I haven't checked whether the nomenclature is defined somewhere. I was 
intuitively using runtime for the stuff that is required to make the basic 
language features work (libgcc, libsupc++, plus the glue code) as opposed to 
the standard libraries ([g]libc, libstdc++) which implement, well, standard 
functions, classes, etc.

> Clang uses whatever gcc4 uses on haiku, it uses gcc4 to call the
> linker since it has not been given a toolchain description for Haiku,
> when we do this we could replace some parts of gcc and I would like to
> port and use a freeBSD libc for the C standard library, libc++ can be
> ported for the C++ standard library at some point.

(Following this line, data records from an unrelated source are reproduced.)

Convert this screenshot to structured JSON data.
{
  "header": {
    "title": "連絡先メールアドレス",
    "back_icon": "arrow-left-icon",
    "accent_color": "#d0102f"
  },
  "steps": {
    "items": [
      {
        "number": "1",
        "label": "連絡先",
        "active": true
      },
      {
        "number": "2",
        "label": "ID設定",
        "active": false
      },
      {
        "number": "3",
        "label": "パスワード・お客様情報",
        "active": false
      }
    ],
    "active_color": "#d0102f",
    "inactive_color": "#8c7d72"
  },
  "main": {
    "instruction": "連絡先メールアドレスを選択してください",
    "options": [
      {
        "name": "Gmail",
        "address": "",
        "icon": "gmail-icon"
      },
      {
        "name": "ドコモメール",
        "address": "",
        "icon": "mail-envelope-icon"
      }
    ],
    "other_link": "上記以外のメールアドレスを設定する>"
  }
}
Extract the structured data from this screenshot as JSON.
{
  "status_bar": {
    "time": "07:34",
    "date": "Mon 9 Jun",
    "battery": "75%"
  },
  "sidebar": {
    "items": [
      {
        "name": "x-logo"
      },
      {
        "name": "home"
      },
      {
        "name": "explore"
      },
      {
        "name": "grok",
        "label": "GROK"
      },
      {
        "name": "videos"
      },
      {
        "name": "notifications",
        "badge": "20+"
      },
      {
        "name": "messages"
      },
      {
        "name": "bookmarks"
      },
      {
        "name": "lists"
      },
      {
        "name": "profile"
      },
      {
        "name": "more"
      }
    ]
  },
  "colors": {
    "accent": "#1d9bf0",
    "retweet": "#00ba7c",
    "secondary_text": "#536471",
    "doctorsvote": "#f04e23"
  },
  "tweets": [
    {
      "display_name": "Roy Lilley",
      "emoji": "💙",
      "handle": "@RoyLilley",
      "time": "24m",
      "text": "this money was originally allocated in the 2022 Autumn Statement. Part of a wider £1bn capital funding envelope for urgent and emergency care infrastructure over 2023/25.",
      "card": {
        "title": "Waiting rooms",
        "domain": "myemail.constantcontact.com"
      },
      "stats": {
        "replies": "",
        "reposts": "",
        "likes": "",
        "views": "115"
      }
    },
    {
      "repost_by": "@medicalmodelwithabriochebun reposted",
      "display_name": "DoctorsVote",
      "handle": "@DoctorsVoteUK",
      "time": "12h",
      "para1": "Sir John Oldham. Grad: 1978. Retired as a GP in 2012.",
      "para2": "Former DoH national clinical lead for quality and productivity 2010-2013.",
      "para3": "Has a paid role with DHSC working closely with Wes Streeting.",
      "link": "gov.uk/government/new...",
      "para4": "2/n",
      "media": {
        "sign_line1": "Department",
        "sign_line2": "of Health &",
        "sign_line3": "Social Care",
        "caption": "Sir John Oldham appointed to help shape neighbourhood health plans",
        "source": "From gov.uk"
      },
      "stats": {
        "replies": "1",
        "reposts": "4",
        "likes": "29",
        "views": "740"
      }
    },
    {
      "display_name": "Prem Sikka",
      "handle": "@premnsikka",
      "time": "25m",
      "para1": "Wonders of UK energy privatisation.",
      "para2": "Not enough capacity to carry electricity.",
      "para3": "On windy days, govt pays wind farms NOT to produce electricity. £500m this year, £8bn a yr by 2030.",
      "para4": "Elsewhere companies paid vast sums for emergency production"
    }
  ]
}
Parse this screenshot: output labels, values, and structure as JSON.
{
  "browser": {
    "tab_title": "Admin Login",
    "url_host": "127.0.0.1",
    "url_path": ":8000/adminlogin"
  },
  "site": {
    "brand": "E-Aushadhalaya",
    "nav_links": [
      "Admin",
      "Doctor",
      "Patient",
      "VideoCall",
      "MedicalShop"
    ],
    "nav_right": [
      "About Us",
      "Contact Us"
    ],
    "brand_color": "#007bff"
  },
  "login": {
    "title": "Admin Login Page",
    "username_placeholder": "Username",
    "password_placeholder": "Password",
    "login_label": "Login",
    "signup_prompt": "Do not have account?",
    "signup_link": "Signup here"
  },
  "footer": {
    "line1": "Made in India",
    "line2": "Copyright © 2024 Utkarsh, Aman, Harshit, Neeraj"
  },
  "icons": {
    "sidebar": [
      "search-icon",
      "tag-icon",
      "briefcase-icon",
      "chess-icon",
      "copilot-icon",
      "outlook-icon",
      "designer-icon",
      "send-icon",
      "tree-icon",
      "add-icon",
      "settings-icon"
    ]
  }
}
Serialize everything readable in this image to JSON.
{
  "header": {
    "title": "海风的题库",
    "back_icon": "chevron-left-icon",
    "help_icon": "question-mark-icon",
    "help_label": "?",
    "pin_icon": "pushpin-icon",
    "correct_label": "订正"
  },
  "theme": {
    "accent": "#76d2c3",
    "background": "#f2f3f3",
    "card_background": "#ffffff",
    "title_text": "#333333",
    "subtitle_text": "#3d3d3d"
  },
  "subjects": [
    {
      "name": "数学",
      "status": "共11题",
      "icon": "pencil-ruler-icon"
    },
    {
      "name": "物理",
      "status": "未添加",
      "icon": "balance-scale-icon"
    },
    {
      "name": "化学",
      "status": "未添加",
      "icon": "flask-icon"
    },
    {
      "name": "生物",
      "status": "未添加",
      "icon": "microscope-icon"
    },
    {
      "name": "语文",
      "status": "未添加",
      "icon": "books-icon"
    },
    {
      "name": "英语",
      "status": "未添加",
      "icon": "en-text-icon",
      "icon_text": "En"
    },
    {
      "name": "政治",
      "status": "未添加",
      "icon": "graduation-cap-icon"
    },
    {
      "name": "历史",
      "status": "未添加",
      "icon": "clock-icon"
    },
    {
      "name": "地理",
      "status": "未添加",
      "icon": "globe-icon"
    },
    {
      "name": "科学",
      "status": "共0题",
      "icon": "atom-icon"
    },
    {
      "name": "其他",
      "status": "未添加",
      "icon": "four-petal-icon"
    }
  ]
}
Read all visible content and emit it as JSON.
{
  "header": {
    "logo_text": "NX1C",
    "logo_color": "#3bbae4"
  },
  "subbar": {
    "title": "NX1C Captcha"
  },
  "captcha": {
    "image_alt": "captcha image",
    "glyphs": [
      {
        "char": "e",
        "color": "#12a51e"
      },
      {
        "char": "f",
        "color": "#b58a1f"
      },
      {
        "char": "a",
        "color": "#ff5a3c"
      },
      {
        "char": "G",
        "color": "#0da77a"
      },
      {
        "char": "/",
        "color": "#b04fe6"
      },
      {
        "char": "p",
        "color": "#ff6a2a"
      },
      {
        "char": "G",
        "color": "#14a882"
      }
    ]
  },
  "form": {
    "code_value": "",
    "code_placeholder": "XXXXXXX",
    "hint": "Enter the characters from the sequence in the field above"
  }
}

Replacing the standard libraries doesn't really replace parts of the compiler. 
I don't know how closely the gcc project and the GNU standard C++ library 
project are related, but -- and that's why I was pointing out the 
runtime/standard library separation -- as long as both adhere to the same ABI 
either part (compiler and standard library) can be replaced with a different 
implementation. At least with gcc 4; gcc 2 is a mess.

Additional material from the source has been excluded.